Increased threat makes people want stronger rules, which are critical for their survival. In communities where teens may be tempted to turn to drugs and gangs, strict rules laid down by parents and other authority figures are essential to keeping kids on track. And for people in low-wage, routinized jobs where creativity is discouraged, breaking rules can mean getting fired.
In fact, when we asked our survey respondents to list the first five words that came to mind when they heard the word “rules,” upper-class respondents were more likely to write down negative words such as “bad,” “frustrating,” and “constricting,” while working-class participants consistently wrote down positive words, such as “good,” “safe,” and “structure.” For the lower class, rules provide moral order in a world of potential turmoil. This is also why, according to our surveys, the working class report liking order, not liking change, and preferring to stick with things they know; they yearned for the “good old days.”
By contrast, when you face less threat, you can afford to have weaker rules and take more risks because you have a safety net to catch you when you fail. The upper class are more entrepreneurial not because they’re more talented, but because they have the freedom to stumble.

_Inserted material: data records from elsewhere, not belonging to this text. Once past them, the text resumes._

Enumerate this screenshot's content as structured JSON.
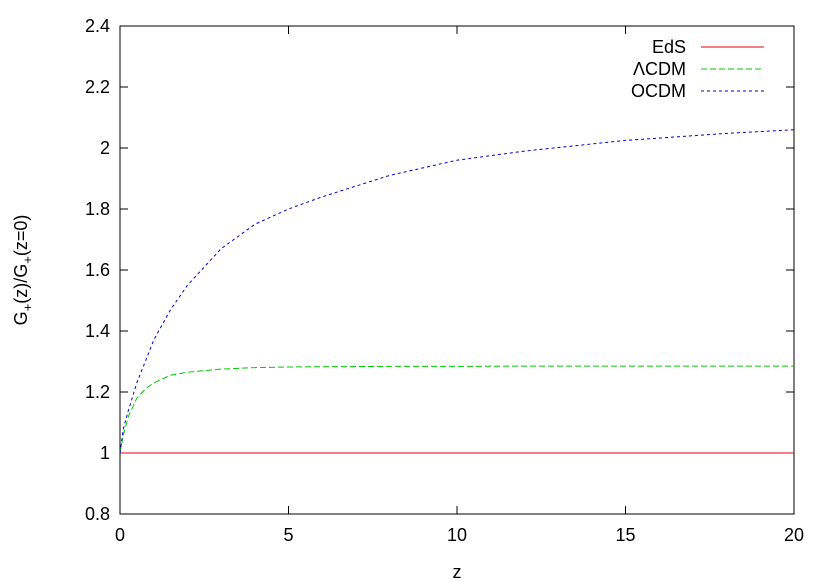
{
  "chart_data": {
    "type": "line",
    "title": "",
    "xlabel": "z",
    "ylabel": {
      "g1": "G",
      "sub1": "+",
      "mid": "(z)/G",
      "sub2": "+",
      "tail": "(z=0)"
    },
    "xlim": [
      0,
      20
    ],
    "ylim": [
      0.8,
      2.4
    ],
    "x_ticks": [
      0,
      5,
      10,
      15,
      20
    ],
    "x_tick_labels": [
      "0",
      "5",
      "10",
      "15",
      "20"
    ],
    "y_ticks": [
      0.8,
      1.0,
      1.2,
      1.4,
      1.6,
      1.8,
      2.0,
      2.2,
      2.4
    ],
    "y_tick_labels": [
      "0.8",
      "1",
      "1.2",
      "1.4",
      "1.6",
      "1.8",
      "2",
      "2.2",
      "2.4"
    ],
    "grid": false,
    "legend_position": "top-right",
    "series": [
      {
        "name": "EdS",
        "color": "#e8000b",
        "dash": "solid",
        "x": [
          0,
          0.25,
          0.5,
          1,
          1.5,
          2,
          3,
          4,
          5,
          6,
          8,
          10,
          12,
          15,
          18,
          20
        ],
        "y": [
          1,
          1,
          1,
          1,
          1,
          1,
          1,
          1,
          1,
          1,
          1,
          1,
          1,
          1,
          1,
          1
        ]
      },
      {
        "name": "ΛCDM",
        "color": "#00c800",
        "dash": "dashed",
        "x": [
          0,
          0.1,
          0.25,
          0.5,
          0.75,
          1,
          1.5,
          2,
          3,
          4,
          5,
          6,
          8,
          10,
          12,
          15,
          18,
          20
        ],
        "y": [
          1.0,
          1.06,
          1.12,
          1.18,
          1.21,
          1.23,
          1.255,
          1.265,
          1.275,
          1.28,
          1.282,
          1.283,
          1.284,
          1.284,
          1.285,
          1.285,
          1.285,
          1.285
        ]
      },
      {
        "name": "OCDM",
        "color": "#0000cd",
        "dash": "dotted",
        "x": [
          0,
          0.1,
          0.25,
          0.5,
          0.75,
          1,
          1.5,
          2,
          3,
          4,
          5,
          6,
          8,
          10,
          12,
          15,
          18,
          20
        ],
        "y": [
          1.0,
          1.08,
          1.14,
          1.23,
          1.3,
          1.37,
          1.47,
          1.55,
          1.67,
          1.75,
          1.8,
          1.84,
          1.91,
          1.96,
          1.99,
          2.025,
          2.048,
          2.06
        ]
      }
    ]
  }
}
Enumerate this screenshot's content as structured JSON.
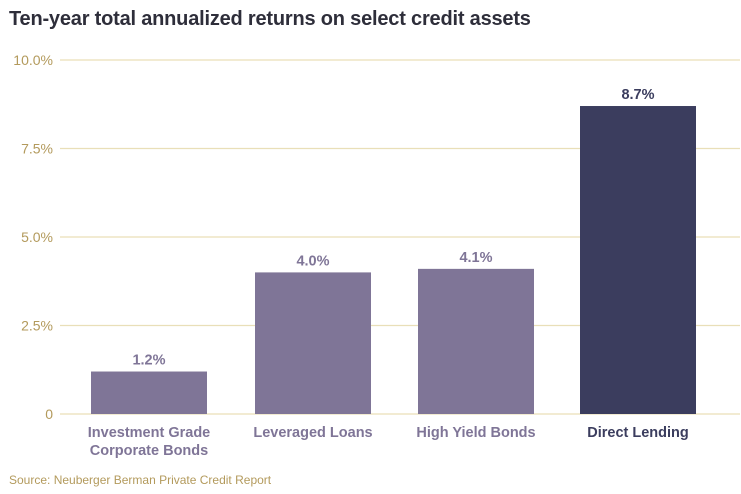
{
  "chart_data": {
    "type": "bar",
    "title": "Ten-year total annualized returns on select credit assets",
    "categories": [
      "Investment Grade\nCorporate Bonds",
      "Leveraged Loans",
      "High Yield Bonds",
      "Direct Lending"
    ],
    "values": [
      1.2,
      4.0,
      4.1,
      8.7
    ],
    "value_labels": [
      "1.2%",
      "4.0%",
      "4.1%",
      "8.7%"
    ],
    "ylim": [
      0,
      10
    ],
    "yticks": [
      0,
      2.5,
      5,
      7.5,
      10
    ],
    "ytick_labels": [
      "0",
      "2.5%",
      "5.0%",
      "7.5%",
      "10.0%"
    ],
    "grid": true,
    "source": "Source: Neuberger Berman Private Credit Report",
    "colors": {
      "bar": "#7f7597",
      "highlight_bar": "#3b3d5e",
      "highlight_index": 3,
      "grid": "#e9dfb8",
      "tick_text": "#b39a5c",
      "category_text": "#7f7597",
      "highlight_text": "#3b3d5e",
      "value_text": "#7f7597"
    }
  }
}
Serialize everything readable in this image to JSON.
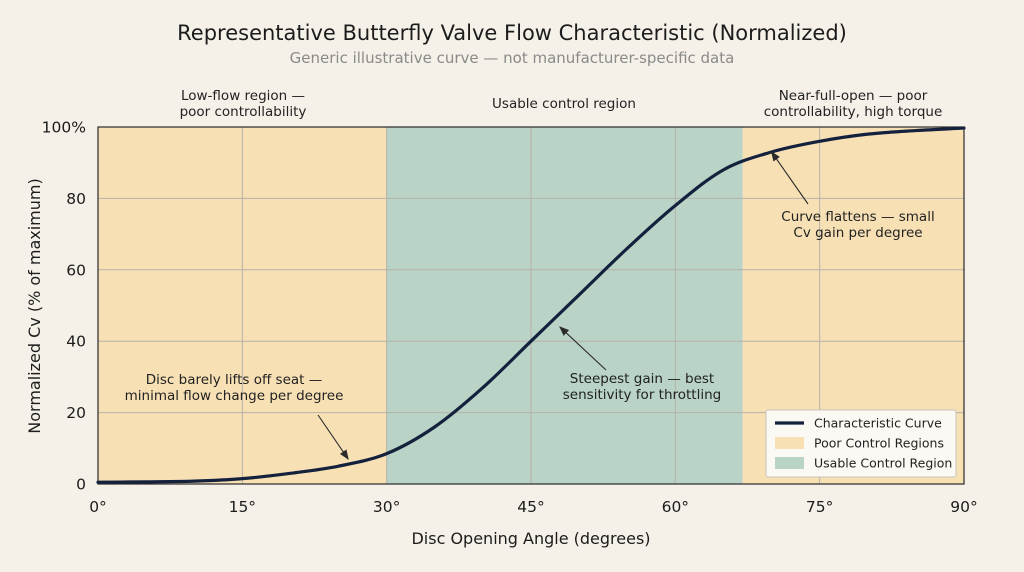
{
  "chart_data": {
    "type": "line",
    "title": "Representative Butterfly Valve Flow Characteristic (Normalized)",
    "subtitle": "Generic illustrative curve — not manufacturer-specific data",
    "xlabel": "Disc Opening Angle (degrees)",
    "ylabel": "Normalized Cv (% of maximum)",
    "xlim": [
      0,
      90
    ],
    "ylim": [
      0,
      100
    ],
    "x_ticks": [
      0,
      15,
      30,
      45,
      60,
      75,
      90
    ],
    "x_tick_labels": [
      "0°",
      "15°",
      "30°",
      "45°",
      "60°",
      "75°",
      "90°"
    ],
    "y_ticks": [
      0,
      20,
      40,
      60,
      80,
      100
    ],
    "y_tick_labels": [
      "0",
      "20",
      "40",
      "60",
      "80",
      "100%"
    ],
    "grid": true,
    "legend_position": "bottom-right",
    "colors": {
      "curve": "#14213d",
      "poor_region": "#f8e0b5",
      "usable_region": "#b9d3c6",
      "grid": "#b5b2aa",
      "background": "#f5f1e8"
    },
    "regions": [
      {
        "kind": "poor",
        "x_start": 0,
        "x_end": 30,
        "label": [
          "Low-flow region —",
          "poor controllability"
        ]
      },
      {
        "kind": "usable",
        "x_start": 30,
        "x_end": 67,
        "label": [
          "Usable control region"
        ]
      },
      {
        "kind": "poor",
        "x_start": 67,
        "x_end": 90,
        "label": [
          "Near-full-open — poor",
          "controllability, high torque"
        ]
      }
    ],
    "series": [
      {
        "name": "Characteristic Curve",
        "x": [
          0,
          5,
          10,
          15,
          20,
          25,
          30,
          35,
          40,
          45,
          50,
          55,
          60,
          65,
          70,
          75,
          80,
          85,
          90
        ],
        "y": [
          0.5,
          0.6,
          0.8,
          1.5,
          3,
          5,
          8.5,
          16,
          27,
          40,
          53,
          66,
          78,
          88,
          93,
          96,
          98,
          99,
          99.7
        ]
      }
    ],
    "annotations": [
      {
        "lines": [
          "Disc barely lifts off seat —",
          "minimal flow change per degree"
        ],
        "point": [
          26,
          7
        ]
      },
      {
        "lines": [
          "Steepest gain — best",
          "sensitivity for throttling"
        ],
        "point": [
          48,
          44
        ]
      },
      {
        "lines": [
          "Curve flattens — small",
          "Cv gain per degree"
        ],
        "point": [
          70,
          93
        ]
      }
    ],
    "legend": [
      {
        "kind": "line",
        "label": "Characteristic Curve"
      },
      {
        "kind": "poor",
        "label": "Poor Control Regions"
      },
      {
        "kind": "usable",
        "label": "Usable Control Region"
      }
    ]
  }
}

In fact, the predominant US upper-class view of rules is that they’re made to be broken. Just look at popular books about success, like Marcus Buckingham and Curt Coffman’s “First, Break All the Rules” and Angela Copeland’s “Breaking the Rules & Getting the Job.” If we want to succeed, these books tell us, we’ll need to cast aside established social norms and chart our own path. This is sage advice for people who have little threat, but clearly bad advice for the working class.
Though they tend to shun rules, the relative looseness of the upper class offers several strengths: they tend to be much more creative, entrepreneurial, and open-minded. The working class, meanwhile, struggle with diversity: they are more suspicious of people who are different from themselves, who appear to threaten their sense of social order.
In today’s digital economy, several attributes of cultural looseness reinforce upper-class advantages. Whereas those from tight groups understandably tend to view change as a threat, loose communities see mainly opportunity. They have the cultural reflexes — socialized from a very early age — to adapt to disruptive changes, and the autonomy and independence to chart their own course.
The cultural root of our class divide has major implications for our politics and our economy. It’s all too easy to think about just financial differences between the classes while missing a deeper insight: that class differences are cultural and have evolved to deal with the different threats we experience. The more we can see the threats that shape a community’s attitudes, the better we can empathize with their worldview. Working-class voters who support Trump aren’t necessarily racist or irrational — they generally find his rhetoric of returning to a tight social order appealing because they feel very threatened. Politicians and policymakers alike need to help the working class deal with these disruptions.
We must recognize that it’s culture that we need to reckon with, not just our bank accounts.